Almost two decades ago, well before DVD players (and in the era of VCRs...), another way for fans to experience the glory of their favorite sf movie (like Star Wars or Star Trek II: The Wrath of Khan) involved the exciting technology of...cassettes. Perfect for Borat in Khazikstan today...
What's a cassette? Oh come on, you know! Search your memories....before CDs...after eight-tracks...you know! Anyway, Buena Vista Records manufactured a number of "Read-Along Adventures" for the young ones. These were cassettes that narrated an adventure while the youngling could read along in a 24-page book. "SEE the pictures. HEAR the tape. READ the book," read the material on the back cover of each 24-page book.
Also, Buena Vista noted, you could "give your child a head start in learning to read" with this "24-page book" "filled with full-color illustrations and a high quality read-along cassette." What could be more fun that? Besides DVDs and X-Box, of course...
The back cover also noted that each book features "word-for-word story narration, dramatic character dialogue, authentic sound effects and musical backgrounds." Neat.
In its day, the company released a variety of Star Wars books (Star Wars, The Empire Strikes Back, Return of the Jedi, Planet of the Hoojibs, Droid World, The Ewoks Join the FIght) and didn't slight Star Trek either, making books based on The Motion Picture, The Wrath of Khan and The Search For Spock.
Other titles included Gremlins, The Dark Crystal, E.T. and The Black Stallion. One of my favorites was The Last Starfighter.
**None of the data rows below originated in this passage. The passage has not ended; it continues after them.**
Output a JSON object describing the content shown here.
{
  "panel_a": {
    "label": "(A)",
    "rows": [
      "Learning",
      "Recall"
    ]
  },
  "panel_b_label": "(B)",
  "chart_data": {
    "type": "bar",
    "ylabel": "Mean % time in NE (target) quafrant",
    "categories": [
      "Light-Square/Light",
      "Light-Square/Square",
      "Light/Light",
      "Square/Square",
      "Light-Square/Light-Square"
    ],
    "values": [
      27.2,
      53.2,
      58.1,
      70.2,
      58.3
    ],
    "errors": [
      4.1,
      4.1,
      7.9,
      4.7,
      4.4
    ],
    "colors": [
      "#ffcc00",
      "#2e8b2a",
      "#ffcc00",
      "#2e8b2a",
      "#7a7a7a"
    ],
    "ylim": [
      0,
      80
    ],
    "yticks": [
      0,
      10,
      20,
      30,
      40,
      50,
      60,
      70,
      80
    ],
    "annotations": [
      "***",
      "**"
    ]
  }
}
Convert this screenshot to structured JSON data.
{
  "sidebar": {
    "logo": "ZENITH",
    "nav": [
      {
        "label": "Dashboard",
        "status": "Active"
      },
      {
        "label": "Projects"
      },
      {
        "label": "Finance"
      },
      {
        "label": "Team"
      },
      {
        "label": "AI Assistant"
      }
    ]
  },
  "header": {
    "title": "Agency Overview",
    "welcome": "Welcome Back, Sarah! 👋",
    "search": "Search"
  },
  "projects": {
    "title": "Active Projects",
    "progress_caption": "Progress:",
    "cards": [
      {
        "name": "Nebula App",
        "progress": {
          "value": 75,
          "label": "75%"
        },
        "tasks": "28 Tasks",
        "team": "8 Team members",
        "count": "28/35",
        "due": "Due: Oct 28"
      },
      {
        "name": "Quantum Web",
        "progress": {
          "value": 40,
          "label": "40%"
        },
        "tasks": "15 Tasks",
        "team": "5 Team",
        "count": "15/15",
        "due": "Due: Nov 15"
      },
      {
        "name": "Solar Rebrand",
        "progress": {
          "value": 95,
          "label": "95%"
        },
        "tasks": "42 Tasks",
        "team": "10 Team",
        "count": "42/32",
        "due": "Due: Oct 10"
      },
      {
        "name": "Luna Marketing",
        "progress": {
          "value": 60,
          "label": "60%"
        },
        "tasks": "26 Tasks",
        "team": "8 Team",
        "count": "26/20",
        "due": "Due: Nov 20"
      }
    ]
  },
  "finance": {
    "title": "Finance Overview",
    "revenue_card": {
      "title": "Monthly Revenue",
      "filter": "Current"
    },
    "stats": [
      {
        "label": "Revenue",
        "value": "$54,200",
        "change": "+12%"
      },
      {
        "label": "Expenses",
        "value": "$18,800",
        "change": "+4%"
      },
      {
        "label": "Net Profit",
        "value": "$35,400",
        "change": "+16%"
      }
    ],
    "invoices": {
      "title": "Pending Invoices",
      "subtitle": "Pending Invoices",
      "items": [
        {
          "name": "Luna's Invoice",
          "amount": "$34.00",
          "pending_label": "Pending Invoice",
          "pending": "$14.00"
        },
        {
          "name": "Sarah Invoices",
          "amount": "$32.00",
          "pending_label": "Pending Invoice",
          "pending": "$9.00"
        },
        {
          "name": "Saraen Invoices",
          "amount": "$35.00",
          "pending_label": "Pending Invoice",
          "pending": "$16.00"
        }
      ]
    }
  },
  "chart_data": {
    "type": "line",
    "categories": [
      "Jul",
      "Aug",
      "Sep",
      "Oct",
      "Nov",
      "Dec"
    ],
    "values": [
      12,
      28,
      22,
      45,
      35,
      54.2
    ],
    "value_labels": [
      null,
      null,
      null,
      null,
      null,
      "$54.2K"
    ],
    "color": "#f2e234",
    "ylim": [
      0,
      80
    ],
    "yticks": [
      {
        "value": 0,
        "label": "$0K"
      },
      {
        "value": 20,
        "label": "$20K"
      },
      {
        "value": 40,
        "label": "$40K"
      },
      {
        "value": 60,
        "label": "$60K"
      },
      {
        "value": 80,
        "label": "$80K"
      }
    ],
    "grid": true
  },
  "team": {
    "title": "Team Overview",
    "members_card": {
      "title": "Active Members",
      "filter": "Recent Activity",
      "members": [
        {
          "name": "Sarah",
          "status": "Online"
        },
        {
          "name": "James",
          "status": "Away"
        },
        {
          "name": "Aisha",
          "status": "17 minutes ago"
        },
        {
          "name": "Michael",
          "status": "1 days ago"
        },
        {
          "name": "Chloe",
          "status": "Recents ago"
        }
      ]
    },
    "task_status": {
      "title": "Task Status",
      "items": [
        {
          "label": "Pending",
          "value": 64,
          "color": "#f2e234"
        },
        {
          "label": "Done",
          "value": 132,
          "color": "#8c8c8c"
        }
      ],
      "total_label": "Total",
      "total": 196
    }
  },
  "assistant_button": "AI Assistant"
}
A thrill of these "book and cassette" combos was that in some cases (Star Trek and The Last Starfighter, for instance), the books utilized photographs from the actual productions rather than illustrations. This often meant you'd see images that weren't very common; or even better - had been deleted from the film. For instance, there's an interesting view of the U.S.S. Enterprise reckoning with the V'Ger cloud in The Motion Picture edition. And personally, in regards to The Last Starfighter, I can simply never see enough of Catherine Mary Stewart.
As the interior of each book implored on the first page, "LET'S BEGIN NOW!" Really, was there ever a better time to be a kid than the 1970s and 1980s? I guess, cuz now kids have the Internet too. But forgive me for being nostalgic, all right?